Sunday, June 13, 2004

Perpignan 2

In this period of my life I sometimes experienced in the minutes before waking, the deepest darkest despair. About nothing in particular, just pure distilled sadness flooding my heart. Later I discovered a plausible physiological explanation. The time before waking is when body activity is at its lowest ebb and waking is like trying to crank start a cold motor. The heart is struggling with insufficient oxygen to pump blood and this is felt as heartache. It hasn't happened of late. In a perverse sort of way I miss it. With such a start to the day, nothing that befalls you thereafter could be worse.


We had a slow start to the day, not the least because it would be a long day for me.  We had a decidedly non-spartan breakfast in our room of müsli, yoghurt, bananas and a couple of packs of pineapple juice before venturing out. This is the Castillet cinema around the corner mentioned yesterday that dates back to the Franco era.


We took a look at the antique market in Allée Maillol, named after the French Catalan sculptor. It was held in an open-air park lined with trees. It was a small affair with old books, furnishings and bric a brac. However later in the old city in one of the plazas we found a group of people dancing the sardana.


If anything this demonstrated how the residents identified more with Catalan culture than mainstream French.


I showered in the hotel and left my backpack with the concierge. From the tourist office we ascertained that we needed to take bus 1 to Carnet-Plage (Perpignan is not by the sea). There were some palms but it was a beach mostly unrelieved by shade. The sunshine was blinding, and there was little breeze so it was no fun walking the promenade. I had a galette lunch. It contained tuna, anchovies, tomato, cheese and egg. The most refreshing part of lunch was the Kronebourg 1664 beer.


We looked around for a supermarket to buy bottled water but the only businesses at Carnet-Plage were ice creameries, trinket shops or restaurants, as one would expect of a holiday beach. Also real estate agencies. I noted that house prices seemed low. I wonder if they still are. We found our water on return to Perpignan.


After having a siesta in what was now B's sole occupancy room, we went out for dinner. I had the Morue à la Catalan (Cod Catalan) which is desalted cod, obviously related to the Spanish bacalao, cooked in an earthenware dish.


Then we went back to Allée Maillol to watch the folkloric dancing that had been advertised on posters. It looked like there were invited groups from neighbouring Catalonia. During the break they put on sardana music and the audience took the cue. When the band came back and began a number, the floodlights and the sound system cut out. A fuse must have blown somewhere. The band started playing a sardana to entertain the audience. The crowd was quite good-natured about it. Unfortunately I had to leave. I collected my backpack and walked to the station with B. We were to meet again in Dijon in a few days, after I had visited a friend in Strasbourg.
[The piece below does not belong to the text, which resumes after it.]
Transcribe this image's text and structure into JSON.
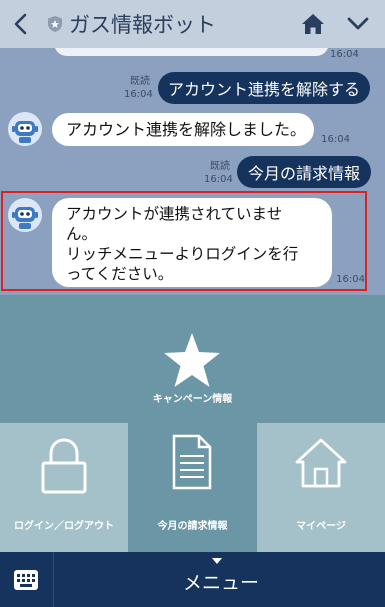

There were quite a few dodgy looking characters in the waiting room but there were railway guards prowling around. They even ejected a drifter from a platform. Eventually the train came. At Narbonne I changed to the sleeper train. It had come from Toulouse so there were already people on it. I found the door to my cabin locked. Eventually a conductor came. He took a look at my ticket and said that it was for the following morning, 14.6, not 13.6. I gave such a big sigh of despair that he took pity on me and unlocked a cabin with a free couchette and altered the details on my ticket accordingly. I'll be forever grateful to that quick-thinking SNCF fonctionnaire. The mistake was made back at Sète. I made a resolution to check my tickets in future before leaving the counter, especially for departures after midnight.